BBC reported that the Taliban regime has fallen down, that a temporary government was established, and Hamid Karzai was elected president. We also received a letter from dad that he is fine and out of prison, mom recognized his handwriting and we were all very happy.
Winter shortly arrived and mom was no longer sick, she was even happy again. I was enjoying seeing her smiling and I even found the courage to ask her again to enroll me in school.This time she didn’t say that she could not afford but kissed me and promised that we will soon leave for Kabul and when we reach there, she will find work and then we will enroll you in a good school.
I declared the news to my friends that soon I will go to school like they do and I will wear a blue school uniform. I will also have books with colored pictures on them which they do not have here. I said with confidence to my friends “We are leaving for Kabul as soon as the weather gets warmer.”

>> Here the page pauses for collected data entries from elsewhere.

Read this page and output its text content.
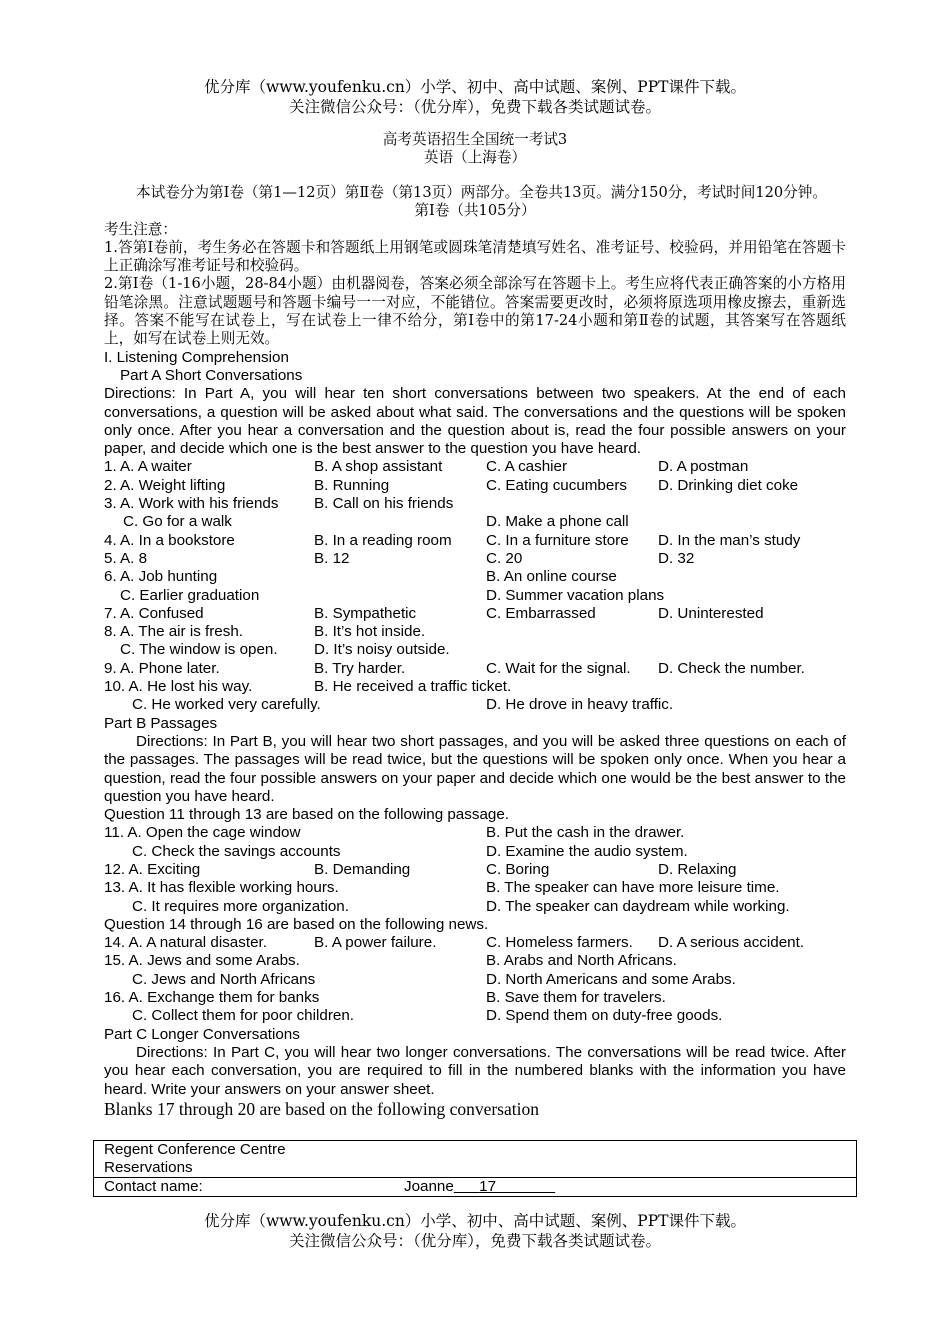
优分库（www.youfenku.cn）小学、初中、高中试题、案例、PPT课件下载。
关注微信公众号：（优分库），免费下载各类试题试卷。
高考英语招生全国统一考试3
英语（上海卷）

本试卷分为第Ⅰ卷（第1—12页）第Ⅱ卷（第13页）两部分。全卷共13页。满分150分，考试时间120分钟。

第Ⅰ卷（共105分）

考生注意：

1.答第Ⅰ卷前，考生务必在答题卡和答题纸上用钢笔或圆珠笔清楚填写姓名、准考证号、校验码，并用铅笔在答题卡上正确涂写准考证号和校验码。

2.第Ⅰ卷（1-16小题，28-84小题）由机器阅卷，答案必须全部涂写在答题卡上。考生应将代表正确答案的小方格用铅笔涂黑。注意试题题号和答题卡编号一一对应，不能错位。答案需要更改时，必须将原选项用橡皮擦去，重新选择。答案不能写在试卷上，写在试卷上一律不给分，第Ⅰ卷中的第17-24小题和第Ⅱ卷的试题，其答案写在答题纸上，如写在试卷上则无效。

I. Listening Comprehension

Part A Short Conversations

Directions: In Part A, you will hear ten short conversations between two speakers. At the end of each conversations, a question will be asked about what said. The conversations and the questions will be spoken only once. After you hear a conversation and the question about is, read the four possible answers on your paper, and decide which one is the best answer to the question you have heard.

1. A. A waiter	B. A shop assistant	C. A cashier	D. A postman
2. A. Weight lifting	B. Running	C. Eating cucumbers	D. Drinking diet coke
3. A. Work with his friends	B. Call on his friends
C. Go for a walk	D. Make a phone call
4. A. In a bookstore	B. In a reading room	C. In a furniture store	D. In the man’s study
5. A. 8	B. 12	C. 20	D. 32
6. A. Job hunting	B. An online course
C. Earlier graduation	D. Summer vacation plans
7. A. Confused	B. Sympathetic	C. Embarrassed	D. Uninterested
8. A. The air is fresh.	B. It’s hot inside.
C. The window is open.	D. It’s noisy outside.
9. A. Phone later.	B. Try harder.	C. Wait for the signal.	D. Check the number.
10. A. He lost his way.	B. He received a traffic ticket.
C. He worked very carefully.	D. He drove in heavy traffic.

Part B Passages

Directions: In Part B, you will hear two short passages, and you will be asked three questions on each of the passages. The passages will be read twice, but the questions will be spoken only once. When you hear a question, read the four possible answers on your paper and decide which one would be the best answer to the question you have heard.

Question 11 through 13 are based on the following passage.

11. A. Open the cage window	B. Put the cash in the drawer.
C. Check the savings accounts	D. Examine the audio system.
12. A. Exciting	B. Demanding	C. Boring	D. Relaxing
13. A. It has flexible working hours.	B. The speaker can have more leisure time.
C. It requires more organization.	D. The speaker can daydream while working.

Question 14 through 16 are based on the following news.

14. A. A natural disaster.	B. A power failure.	C. Homeless farmers.	D. A serious accident.
15. A. Jews and some Arabs.	B. Arabs and North Africans.
C. Jews and North Africans	D. North Americans and some Arabs.
16. A. Exchange them for banks	B. Save them for travelers.
C. Collect them for poor children.	D. Spend them on duty-free goods.

Part C Longer Conversations

Directions: In Part C, you will hear two longer conversations. The conversations will be read twice. After you hear each conversation, you are required to fill in the numbered blanks with the information you have heard. Write your answers on your answer sheet.

Blanks 17 through 20 are based on the following conversation

Regent Conference Centre
Reservations

Contact name:	Joanne 17
优分库（www.youfenku.cn）小学、初中、高中试题、案例、PPT课件下载。
关注微信公众号：（优分库），免费下载各类试题试卷。
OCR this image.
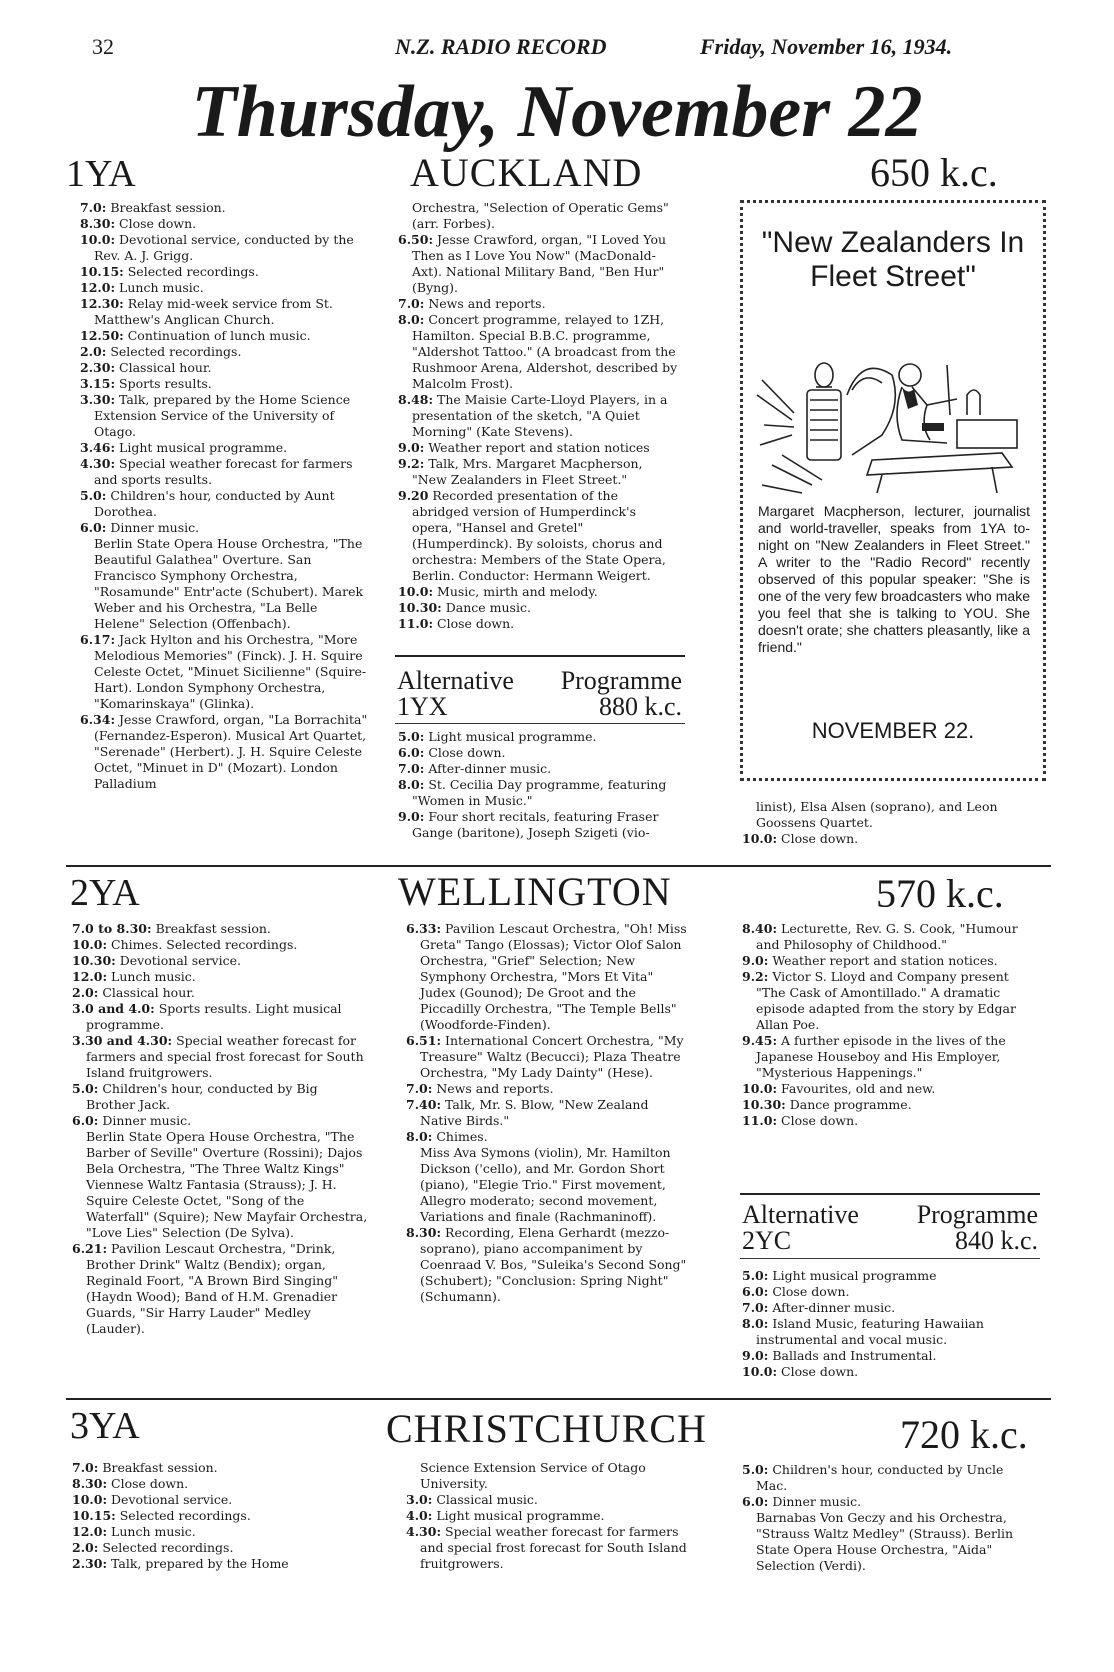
32	N.Z. RADIO RECORD	Friday, November 16, 1934.
Thursday, November 22
1YA	AUCKLAND	650 k.c.

7.0: Breakfast session.

8.30: Close down.

10.0: Devotional service, conducted by the Rev. A. J. Grigg.

10.15: Selected recordings.

12.0: Lunch music.

12.30: Relay mid-week service from St. Matthew's Anglican Church.

12.50: Continuation of lunch music.

2.0: Selected recordings.

2.30: Classical hour.

3.15: Sports results.

3.30: Talk, prepared by the Home Science Extension Service of the University of Otago.

3.46: Light musical programme.

4.30: Special weather forecast for farmers and sports results.

5.0: Children's hour, conducted by Aunt Dorothea.

6.0: Dinner music.

Berlin State Opera House Orchestra, "The Beautiful Galathea" Overture. San Francisco Symphony Orchestra, "Rosamunde" Entr'acte (Schubert). Marek Weber and his Orchestra, "La Belle Helene" Selection (Offenbach).

6.17: Jack Hylton and his Orchestra, "More Melodious Memories" (Finck). J. H. Squire Celeste Octet, "Minuet Sicilienne" (Squire-Hart). London Symphony Orchestra, "Komarinskaya" (Glinka).

6.34: Jesse Crawford, organ, "La Borrachita" (Fernandez-Esperon). Musical Art Quartet, "Serenade" (Herbert). J. H. Squire Celeste Octet, "Minuet in D" (Mozart). London Palladium

Orchestra, "Selection of Operatic Gems" (arr. Forbes).

6.50: Jesse Crawford, organ, "I Loved You Then as I Love You Now" (MacDonald-Axt). National Military Band, "Ben Hur" (Byng).

7.0: News and reports.

8.0: Concert programme, relayed to 1ZH, Hamilton. Special B.B.C. programme, "Aldershot Tattoo." (A broadcast from the Rushmoor Arena, Aldershot, described by Malcolm Frost).

8.48: The Maisie Carte-Lloyd Players, in a presentation of the sketch, "A Quiet Morning" (Kate Stevens).

9.0: Weather report and station notices

9.2: Talk, Mrs. Margaret Macpherson, "New Zealanders in Fleet Street."

9.20 Recorded presentation of the abridged version of Humperdinck's opera, "Hansel and Gretel" (Humperdinck). By soloists, chorus and orchestra: Members of the State Opera, Berlin. Conductor: Hermann Weigert.

10.0: Music, mirth and melody.

10.30: Dance music.

11.0: Close down.

Alternative	Programme
1YX	880 k.c.

5.0: Light musical programme.

6.0: Close down.

7.0: After-dinner music.

8.0: St. Cecilia Day programme, featuring "Women in Music."

9.0: Four short recitals, featuring Fraser Gange (baritone), Joseph Szigeti (vio-

"New Zealanders In Fleet Street"
Margaret Macpherson, lecturer, journalist and world-traveller, speaks from 1YA to-night on "New Zealanders in Fleet Street." A writer to the "Radio Record" recently observed of this popular speaker: "She is one of the very few broadcasters who make you feel that she is talking to YOU. She doesn't orate; she chatters pleasantly, like a friend."
NOVEMBER 22.

linist), Elsa Alsen (soprano), and Leon Goossens Quartet.

10.0: Close down.

2YA	WELLINGTON	570 k.c.

7.0 to 8.30: Breakfast session.

10.0: Chimes. Selected recordings.

10.30: Devotional service.

12.0: Lunch music.

2.0: Classical hour.

3.0 and 4.0: Sports results. Light musical programme.

3.30 and 4.30: Special weather forecast for farmers and special frost forecast for South Island fruitgrowers.

5.0: Children's hour, conducted by Big Brother Jack.

6.0: Dinner music.

Berlin State Opera House Orchestra, "The Barber of Seville" Overture (Rossini); Dajos Bela Orchestra, "The Three Waltz Kings" Viennese Waltz Fantasia (Strauss); J. H. Squire Celeste Octet, "Song of the Waterfall" (Squire); New Mayfair Orchestra, "Love Lies" Selection (De Sylva).

6.21: Pavilion Lescaut Orchestra, "Drink, Brother Drink" Waltz (Bendix); organ, Reginald Foort, "A Brown Bird Singing" (Haydn Wood); Band of H.M. Grenadier Guards, "Sir Harry Lauder" Medley (Lauder).

6.33: Pavilion Lescaut Orchestra, "Oh! Miss Greta" Tango (Elossas); Victor Olof Salon Orchestra, "Grief" Selection; New Symphony Orchestra, "Mors Et Vita" Judex (Gounod); De Groot and the Piccadilly Orchestra, "The Temple Bells" (Woodforde-Finden).

6.51: International Concert Orchestra, "My Treasure" Waltz (Becucci); Plaza Theatre Orchestra, "My Lady Dainty" (Hese).

7.0: News and reports.

7.40: Talk, Mr. S. Blow, "New Zealand Native Birds."

8.0: Chimes.

Miss Ava Symons (violin), Mr. Hamilton Dickson ('cello), and Mr. Gordon Short (piano), "Elegie Trio." First movement, Allegro moderato; second movement, Variations and finale (Rachmaninoff).

8.30: Recording, Elena Gerhardt (mezzo-soprano), piano accompaniment by Coenraad V. Bos, "Suleika's Second Song" (Schubert); "Conclusion: Spring Night" (Schumann).

8.40: Lecturette, Rev. G. S. Cook, "Humour and Philosophy of Childhood."

9.0: Weather report and station notices.

9.2: Victor S. Lloyd and Company present "The Cask of Amontillado." A dramatic episode adapted from the story by Edgar Allan Poe.

9.45: A further episode in the lives of the Japanese Houseboy and His Employer, "Mysterious Happenings."

10.0: Favourites, old and new.

10.30: Dance programme.

11.0: Close down.

Alternative	Programme
2YC	840 k.c.

5.0: Light musical programme

6.0: Close down.

7.0: After-dinner music.

8.0: Island Music, featuring Hawaiian instrumental and vocal music.

9.0: Ballads and Instrumental.

10.0: Close down.

3YA	CHRISTCHURCH	720 k.c.

7.0: Breakfast session.

8.30: Close down.

10.0: Devotional service.

10.15: Selected recordings.

12.0: Lunch music.

2.0: Selected recordings.

2.30: Talk, prepared by the Home

Science Extension Service of Otago University.

3.0: Classical music.

4.0: Light musical programme.

4.30: Special weather forecast for farmers and special frost forecast for South Island fruitgrowers.

5.0: Children's hour, conducted by Uncle Mac.

6.0: Dinner music.

Barnabas Von Geczy and his Orchestra, "Strauss Waltz Medley" (Strauss). Berlin State Opera House Orchestra, "Aida" Selection (Verdi).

As spring arrived my uncle called my mom from Moscow and asked us to pack for Kabul.We packed up everything we owned and said goodbye to our neighbors and in the very early morning my elder brother and I were in the back of a red pickup Toyota laying on top of our luggage. Mom with our younger brother, sister and another refugee family was inside the car and from there we said goodbye to the black soil of Baluchistan.
Mid-way of our travels, we had a break to the UNHCR office where we met an old family friend named Hafifa; she was working with UNHCR and assured us that everything is fine in Kabul and things have changed. UNHCR gave us food, juice, and biscuits which made me even more than happy!
Following our journey we entered Qandahar city, which was Capital of Taliban just months before but when we arrived there was no sign of them anymore. People played songs in restaurants. We even had around 80 video cassettes of films and songs in our luggage which during the Taliban regime it was banned strictly.
We stayed in Kandahar for a night and the next morning started our journey toward Kabul with a white Super Custom Toyota, which had enough place for everyone. It was a long journey and near Qazni city, my mom showed me a dusty way diverted from the main road and said this road goes straight to your homeland high in the mountains.
Finally, we reached Kabul and found that the city was turned to the ground, everything was destroyed, and there were signs of bullets in all ruined walls of buildings lined in two sides of streets. Crossing all of those gloomy scenes, we met our dad in front of his office. I remember my parent’s first exchanged sentences, dad told mom “So you are not wearing burqa anymore?” My mom replied “but you still have your beard? The Talibans are gone – be brave and shave it.” That was a sweet moment for us.
It was the beginning of a new life for all of us and everything started to change rapidly with the help of the USA and other international allies. Soon I went to school and with hardships but with hope and skipping two grades based on academic talent, I finished school and entered college and now I am working for a research organization.
This is my story and is relatively similar to millions of other Afghan young men and women of my generation. A single international event changed our life. Everyone knows that our biggest treasure is this young generation which make up majority of our 300,000 security forces who are in front line of fights with terrorism. Terrorism is not only a threat to us but is a threat for all other regions of the world, young bureaucrats, media activists and people from all other sectors. We are a young generation that carry a very heavy burden here. We work hard here to make ourselves compatible with current fast world developments that we are often left behind in, with limited sources to make this country, Afghanistan, a better place for younger and next generation.